El delantero se ausentó por cuestiones personales y no por la lumbalgia que lo había marginado del entrenamiento del martes.
Las horas de Daniel Osvaldo parecen estar contadas en Boca. Este miércoles, el delantero faltó a la práctica por cuestiones personales, lo que se suma a su ausencia del martes por una lumbalgia, de la que ya estaría mejor. Con una presencia más activa en las páginas de espectáculos que en las de deportes, el jugador más importante del plantel tiene un pie afuera de la institución.
Osvaldo sufrió ayer una lumbalgia que lo marginó del entrenamiento matinal y que lo llevó a hacerse estudios para medir la gravedad de la dolencia. Lo cierto es que, de cara al fin de semana, el goleador está en duda para el que probablemente sería su último partido con la camiseta azul y oro, al menos de momento.

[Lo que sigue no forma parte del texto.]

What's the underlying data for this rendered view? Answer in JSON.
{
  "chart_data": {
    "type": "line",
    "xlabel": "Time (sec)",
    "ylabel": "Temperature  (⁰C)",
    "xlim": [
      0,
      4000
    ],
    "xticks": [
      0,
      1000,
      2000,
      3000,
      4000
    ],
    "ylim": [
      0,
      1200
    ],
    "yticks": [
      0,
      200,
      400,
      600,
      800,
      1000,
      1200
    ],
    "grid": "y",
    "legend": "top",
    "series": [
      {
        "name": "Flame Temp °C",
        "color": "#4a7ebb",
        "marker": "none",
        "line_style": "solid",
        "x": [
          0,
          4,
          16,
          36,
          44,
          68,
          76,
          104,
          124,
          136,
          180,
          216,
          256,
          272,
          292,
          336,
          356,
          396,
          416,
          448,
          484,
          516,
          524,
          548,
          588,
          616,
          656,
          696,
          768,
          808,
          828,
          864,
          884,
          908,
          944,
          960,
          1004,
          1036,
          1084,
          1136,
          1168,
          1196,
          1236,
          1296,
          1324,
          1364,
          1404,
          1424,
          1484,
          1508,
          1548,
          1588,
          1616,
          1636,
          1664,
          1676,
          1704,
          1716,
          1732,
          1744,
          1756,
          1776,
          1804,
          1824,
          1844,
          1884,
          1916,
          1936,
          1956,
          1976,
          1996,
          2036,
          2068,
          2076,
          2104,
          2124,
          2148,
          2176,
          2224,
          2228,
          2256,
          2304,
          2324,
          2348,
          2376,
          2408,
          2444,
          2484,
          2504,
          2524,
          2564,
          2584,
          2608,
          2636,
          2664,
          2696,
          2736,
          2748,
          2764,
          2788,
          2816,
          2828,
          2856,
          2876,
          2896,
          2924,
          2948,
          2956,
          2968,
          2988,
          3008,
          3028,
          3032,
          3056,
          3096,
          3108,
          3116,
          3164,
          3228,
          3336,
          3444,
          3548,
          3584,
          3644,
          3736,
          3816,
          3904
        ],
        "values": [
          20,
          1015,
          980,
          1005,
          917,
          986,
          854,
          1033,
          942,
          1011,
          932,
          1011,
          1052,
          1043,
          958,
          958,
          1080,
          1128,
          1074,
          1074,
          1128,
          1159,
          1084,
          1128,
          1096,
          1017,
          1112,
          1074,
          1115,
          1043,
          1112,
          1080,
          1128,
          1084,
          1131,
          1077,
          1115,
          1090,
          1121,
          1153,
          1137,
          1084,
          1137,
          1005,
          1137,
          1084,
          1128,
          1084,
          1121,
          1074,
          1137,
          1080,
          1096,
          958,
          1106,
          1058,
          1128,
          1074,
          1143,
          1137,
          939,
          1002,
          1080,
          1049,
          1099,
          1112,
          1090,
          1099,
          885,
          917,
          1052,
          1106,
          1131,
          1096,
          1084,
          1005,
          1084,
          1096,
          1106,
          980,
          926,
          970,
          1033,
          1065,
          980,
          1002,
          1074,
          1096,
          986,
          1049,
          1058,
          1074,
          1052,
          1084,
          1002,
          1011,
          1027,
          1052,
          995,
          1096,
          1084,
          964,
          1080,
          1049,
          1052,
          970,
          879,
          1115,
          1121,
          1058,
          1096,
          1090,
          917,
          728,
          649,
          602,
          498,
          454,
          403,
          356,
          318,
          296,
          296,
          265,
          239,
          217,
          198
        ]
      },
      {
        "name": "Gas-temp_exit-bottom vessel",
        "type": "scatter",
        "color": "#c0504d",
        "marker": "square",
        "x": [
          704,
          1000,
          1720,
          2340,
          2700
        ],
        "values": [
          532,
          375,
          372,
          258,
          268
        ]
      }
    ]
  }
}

Con respecto a lo contractual, la situación está trabada. Es que el propio goleador, que le había dicho a Daniel Angelici que tenía ganas de quedarse en Boca, hoy por hoy está dudando. Los ecos mediáticos de la conflictiva separación de Jimena Barón parecen haber alterado todo su eje de consideraciones. La otra cuestión, claro, es la económica. La diferencia entre lo que puede pagarle Boca y lo que ofrecen los clubes del exterior que lo pretenden es sideral.